Night Watch by Terry Pratchett
My rating: 4 of 5 stars
The past and future of Ankh-Morpork revolve around the efforts of His Grace Sir Sam Vimes, Commander of the City Watch, and he doesn’t like it one bit. Night Watch, the sixth book focusing on the City Watch and twenty-ninth overall book of Terry Pratchett’s Discworld series finds Vimes dealing with his wife about to give birth, the deaths of two of his two officers and chasing the man responsible, then finding himself in the past playing the mentor to his younger self during a time of revolution.
Sam Vimes loves being a copper, but not so much His Grace when things have to be official, but after a magical “accident” caused by the Monks of History to send him 30 years into the past Vimes must make sure history happens like it did when he was a 17-year old newbie. Becoming his mentor Sergeant John Keel and second-in-command at his old Watch House, Vimes attempts to bring about the past he remembers so his “present” remains the same. Unfortunately for Vimes, a genius yet insane killer Carcer was brought back with him and has his own agenda—chaos and murder. Add in a revolution hitting Ankh-Morpork and Vimes is in for some very stressful days.

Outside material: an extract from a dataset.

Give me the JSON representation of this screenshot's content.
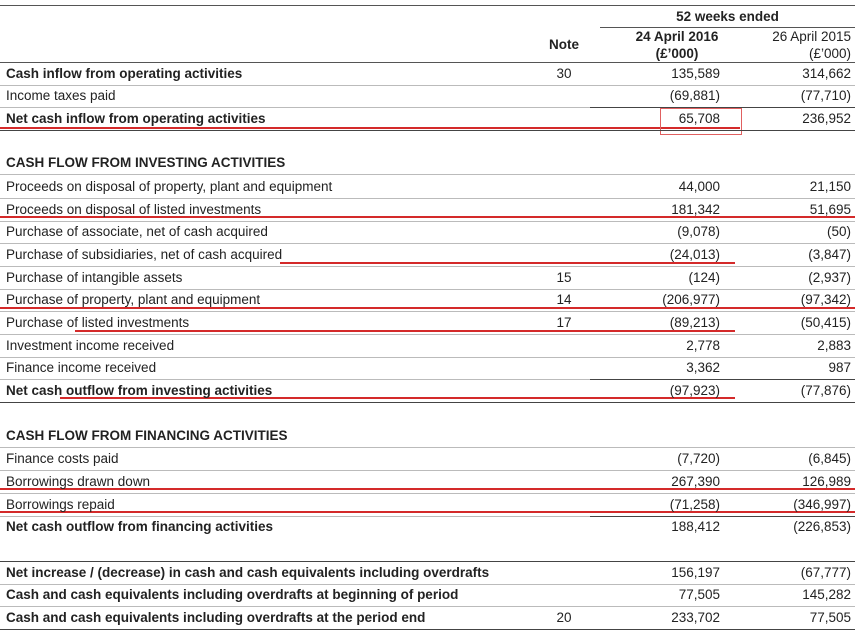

This isn’t the first time that Pratchett has done a little time travel in a Discworld novel, but it was the first in which it was the primary element in one. Vimes becoming the heroic mentor to his younger self, is somewhat cliché but Pratchett uses Vimes own grim view of the world to an advantage as starts to become imprinted on young Sam. Yet, Vimes existential fretting about messing up his future does get tiresome after him doing it so many times in the book that it almost seems that Pratchett was finding ways to take up page space.
Night Watch is an action-packed installment in the Discworld series that Pratchett writes fantastically with Sam Vimes as the protagonist, even with the overused existential fretting. Once again I’ve found a Watch book bringing out the best of Pratchett and the entire Discworld setting, I can only hope the other two books of the subseries will be the same.